U.S. Rep. Yvette D. Clarke.
U.S. Rep. Yvette D. Clarke. Photo courtesy Office of U.S. Representative Yvette D. Clarke

The Congressional Black Caucus (CBC) – chaired by Caribbean-American U.S. Rep. Yvette D. Clarke, who represents the 9th Congressional District in New York – also condemned the US Supreme Court’s ruling.

“By limiting the federal judiciary’s ability to issue nationwide injunctions against the Trump administration’s extremist and authoritarian policies, the conservative supermajority on the Supreme Court is once again bending the law to serve President Trump instead of defending the Constitution and the American people, said CBC in a statement.

“While this ruling makes it harder for courts to fully block the unlawful policies of the Trump administration, the judicial fight to protect birthright citizenship and our fundamental rights will continue, CBC vowed. “For more than a century, a cornerstone of our law has been that those born on US soil are American citizens.
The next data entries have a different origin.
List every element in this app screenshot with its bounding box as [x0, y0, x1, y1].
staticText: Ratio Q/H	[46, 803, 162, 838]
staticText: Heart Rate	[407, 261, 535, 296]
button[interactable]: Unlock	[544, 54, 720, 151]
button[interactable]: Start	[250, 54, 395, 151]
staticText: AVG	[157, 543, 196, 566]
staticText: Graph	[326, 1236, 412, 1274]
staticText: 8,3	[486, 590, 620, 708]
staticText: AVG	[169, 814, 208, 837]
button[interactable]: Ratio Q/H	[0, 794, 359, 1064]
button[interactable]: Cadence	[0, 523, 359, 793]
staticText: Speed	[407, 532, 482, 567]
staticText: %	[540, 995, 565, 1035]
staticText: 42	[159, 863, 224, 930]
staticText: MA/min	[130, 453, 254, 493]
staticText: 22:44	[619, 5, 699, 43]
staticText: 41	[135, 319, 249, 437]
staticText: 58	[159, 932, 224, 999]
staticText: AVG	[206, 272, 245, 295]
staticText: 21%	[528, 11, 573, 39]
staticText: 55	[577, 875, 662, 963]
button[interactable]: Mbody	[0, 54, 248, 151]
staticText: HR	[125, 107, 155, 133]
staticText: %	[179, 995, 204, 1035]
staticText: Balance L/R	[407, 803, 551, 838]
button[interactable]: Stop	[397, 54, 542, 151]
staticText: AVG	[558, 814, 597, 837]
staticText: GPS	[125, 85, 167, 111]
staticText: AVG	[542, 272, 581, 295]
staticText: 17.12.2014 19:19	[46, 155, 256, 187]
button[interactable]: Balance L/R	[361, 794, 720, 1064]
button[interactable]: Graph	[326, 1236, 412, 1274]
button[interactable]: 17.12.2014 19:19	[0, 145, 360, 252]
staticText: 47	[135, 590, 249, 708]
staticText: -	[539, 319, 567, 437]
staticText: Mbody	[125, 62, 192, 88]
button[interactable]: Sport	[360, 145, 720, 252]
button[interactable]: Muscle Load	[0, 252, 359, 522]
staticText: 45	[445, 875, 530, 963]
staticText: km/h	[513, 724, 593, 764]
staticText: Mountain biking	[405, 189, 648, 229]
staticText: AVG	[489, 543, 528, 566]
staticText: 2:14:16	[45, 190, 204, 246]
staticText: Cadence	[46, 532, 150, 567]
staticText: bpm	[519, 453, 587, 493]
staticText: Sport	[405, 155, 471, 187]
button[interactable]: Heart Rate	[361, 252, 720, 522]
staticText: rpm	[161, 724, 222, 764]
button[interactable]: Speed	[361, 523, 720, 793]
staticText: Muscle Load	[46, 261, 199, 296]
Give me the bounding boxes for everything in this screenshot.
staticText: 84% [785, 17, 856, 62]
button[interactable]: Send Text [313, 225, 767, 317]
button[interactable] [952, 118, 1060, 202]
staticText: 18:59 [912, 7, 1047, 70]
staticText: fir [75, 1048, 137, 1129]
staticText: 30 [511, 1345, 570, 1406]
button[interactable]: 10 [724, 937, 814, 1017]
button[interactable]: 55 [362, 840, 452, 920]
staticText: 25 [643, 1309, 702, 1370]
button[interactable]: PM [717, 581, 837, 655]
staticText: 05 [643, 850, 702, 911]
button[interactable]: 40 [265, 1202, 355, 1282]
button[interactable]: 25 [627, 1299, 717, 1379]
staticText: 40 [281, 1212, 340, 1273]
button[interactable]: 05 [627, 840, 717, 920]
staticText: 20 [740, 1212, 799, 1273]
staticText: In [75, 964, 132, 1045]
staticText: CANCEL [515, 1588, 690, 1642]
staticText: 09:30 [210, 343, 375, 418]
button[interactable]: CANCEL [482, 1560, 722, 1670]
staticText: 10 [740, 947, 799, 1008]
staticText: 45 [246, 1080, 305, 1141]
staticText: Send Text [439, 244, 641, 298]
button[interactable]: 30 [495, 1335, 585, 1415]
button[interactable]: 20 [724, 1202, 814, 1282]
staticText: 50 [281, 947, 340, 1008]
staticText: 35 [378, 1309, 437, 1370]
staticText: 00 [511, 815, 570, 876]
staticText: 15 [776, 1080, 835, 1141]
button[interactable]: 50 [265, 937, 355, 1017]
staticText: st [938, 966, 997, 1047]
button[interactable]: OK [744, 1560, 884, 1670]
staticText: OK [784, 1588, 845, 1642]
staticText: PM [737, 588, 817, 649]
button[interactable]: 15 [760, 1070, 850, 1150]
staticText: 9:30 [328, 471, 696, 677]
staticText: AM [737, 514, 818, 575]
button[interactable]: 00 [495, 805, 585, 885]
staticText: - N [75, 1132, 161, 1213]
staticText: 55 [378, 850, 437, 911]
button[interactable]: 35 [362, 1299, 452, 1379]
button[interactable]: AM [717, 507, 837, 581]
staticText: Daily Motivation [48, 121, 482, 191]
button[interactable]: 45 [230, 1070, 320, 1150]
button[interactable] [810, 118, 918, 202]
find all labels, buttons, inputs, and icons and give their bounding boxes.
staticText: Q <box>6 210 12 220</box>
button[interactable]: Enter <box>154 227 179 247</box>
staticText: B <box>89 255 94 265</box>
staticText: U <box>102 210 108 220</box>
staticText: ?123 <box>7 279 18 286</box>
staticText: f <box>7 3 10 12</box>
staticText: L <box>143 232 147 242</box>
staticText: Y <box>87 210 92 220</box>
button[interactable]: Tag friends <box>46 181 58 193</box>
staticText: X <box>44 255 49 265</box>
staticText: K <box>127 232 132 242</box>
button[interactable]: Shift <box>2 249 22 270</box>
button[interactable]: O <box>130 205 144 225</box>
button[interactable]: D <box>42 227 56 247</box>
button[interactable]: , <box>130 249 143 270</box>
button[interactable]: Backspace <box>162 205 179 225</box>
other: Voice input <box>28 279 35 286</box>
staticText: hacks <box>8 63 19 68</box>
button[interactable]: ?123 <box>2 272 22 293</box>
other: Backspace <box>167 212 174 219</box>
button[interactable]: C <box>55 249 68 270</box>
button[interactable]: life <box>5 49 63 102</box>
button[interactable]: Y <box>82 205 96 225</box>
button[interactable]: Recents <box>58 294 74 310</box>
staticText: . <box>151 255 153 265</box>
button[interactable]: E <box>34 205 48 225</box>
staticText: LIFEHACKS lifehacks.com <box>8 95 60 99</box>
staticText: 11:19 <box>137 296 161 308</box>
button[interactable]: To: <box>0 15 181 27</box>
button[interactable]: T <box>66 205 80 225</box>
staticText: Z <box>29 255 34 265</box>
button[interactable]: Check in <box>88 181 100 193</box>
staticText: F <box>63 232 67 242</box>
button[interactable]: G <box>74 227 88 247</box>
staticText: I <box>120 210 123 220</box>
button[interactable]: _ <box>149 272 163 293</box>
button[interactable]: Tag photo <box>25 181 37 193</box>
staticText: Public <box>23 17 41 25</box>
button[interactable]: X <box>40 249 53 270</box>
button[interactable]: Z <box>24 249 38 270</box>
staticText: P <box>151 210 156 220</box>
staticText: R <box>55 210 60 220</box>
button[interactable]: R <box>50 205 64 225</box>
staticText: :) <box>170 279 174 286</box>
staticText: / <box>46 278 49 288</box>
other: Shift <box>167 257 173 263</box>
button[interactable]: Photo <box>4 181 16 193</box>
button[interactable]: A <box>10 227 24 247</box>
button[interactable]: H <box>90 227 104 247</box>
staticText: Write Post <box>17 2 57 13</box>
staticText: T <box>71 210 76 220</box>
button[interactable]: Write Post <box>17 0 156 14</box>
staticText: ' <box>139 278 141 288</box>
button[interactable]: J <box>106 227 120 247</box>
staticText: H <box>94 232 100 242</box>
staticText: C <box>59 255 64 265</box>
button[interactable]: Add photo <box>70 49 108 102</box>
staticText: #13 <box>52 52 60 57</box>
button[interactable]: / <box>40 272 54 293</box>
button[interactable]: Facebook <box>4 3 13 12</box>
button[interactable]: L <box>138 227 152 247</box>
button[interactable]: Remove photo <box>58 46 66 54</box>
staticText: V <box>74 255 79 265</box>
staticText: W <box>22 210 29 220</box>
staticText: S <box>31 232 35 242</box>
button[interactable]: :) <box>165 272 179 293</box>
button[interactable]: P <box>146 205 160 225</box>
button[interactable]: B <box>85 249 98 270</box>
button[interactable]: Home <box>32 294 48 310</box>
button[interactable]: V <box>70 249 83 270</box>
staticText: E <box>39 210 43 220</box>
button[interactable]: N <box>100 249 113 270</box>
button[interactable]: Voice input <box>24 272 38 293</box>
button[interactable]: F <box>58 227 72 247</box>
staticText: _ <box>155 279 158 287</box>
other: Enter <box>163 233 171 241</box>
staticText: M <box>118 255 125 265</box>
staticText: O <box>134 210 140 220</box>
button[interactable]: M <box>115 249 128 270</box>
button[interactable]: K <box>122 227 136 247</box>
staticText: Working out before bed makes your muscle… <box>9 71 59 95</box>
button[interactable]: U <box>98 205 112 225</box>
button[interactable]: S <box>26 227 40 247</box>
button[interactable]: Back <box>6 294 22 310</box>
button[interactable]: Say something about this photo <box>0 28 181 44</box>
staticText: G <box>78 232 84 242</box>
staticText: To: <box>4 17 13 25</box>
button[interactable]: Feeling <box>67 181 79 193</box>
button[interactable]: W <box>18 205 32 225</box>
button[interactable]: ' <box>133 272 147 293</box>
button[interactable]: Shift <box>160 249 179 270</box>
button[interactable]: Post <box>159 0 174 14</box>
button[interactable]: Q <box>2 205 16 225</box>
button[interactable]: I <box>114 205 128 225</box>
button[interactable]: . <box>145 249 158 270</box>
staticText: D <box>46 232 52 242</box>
President Trump’s unlawful attempts to nullify birthright citizenship are in clear violation of the Fourteenth Amendment, which established African Americans as equal citizens under the law.

“President Trump has absolutely no authority to unilaterally write American citizens out of the Constitution, and any challenge to that notion is utterly fanciful, it continued.

New York Attorney General Letitia James said the US Supreme Court’s decision “is a profound and disappointing setback for the families facing tremendous uncertainty and danger, for the millions of people who rely on the courts to protect their constitutional rights, and for the fundamental rule of law.

“Every child born on US soil is a citizen of this country, no matter which state they are born in, she said. “This has been the law of the land for more than a century.”

However, James said the case “is not over, expressing confidence that the case defending birthright citizenship will ultimately prevail.

“My heart breaks for the families whose lives may be upended by the uncertainty of this decision, she said. “My fellow attorneys general and I will continue to defend the Constitution and the common values that unite us.”

On Jan. 21, Attorney General James and 18 other states sued to block the president’s “unconstitutional executive order,” which purported to end birthright citizenship.

On Feb. 13, the court granted the coalition’s motion for a preliminary injunction, which the US Court of Appeals later upheld for the First Circuit.

Last week, the US Supreme Court, the highest court in America, partially stayed the preliminary injunction, sending the issue back to the lower courts to narrow their order.

According to the Washington-based think tank Cato Institute, the 14th Amendment became part of the US Constitution 150 years ago in July 1868.

The institute said the amendment “enshrined our traditional common law practice of granting citizenship to those born in the United States who are subject to its laws — specifically, it guaranteed that the recently freed slaves and their descendants would be citizens.

The institute also said the 14th Amendment applied to the children of immigrants, including Caribbean immigrants, “as its authors and opponents understood at the time.”

But the Cato Institute noted that Trump’s immigration position paper “famously endorsed an end to birthright citizenship.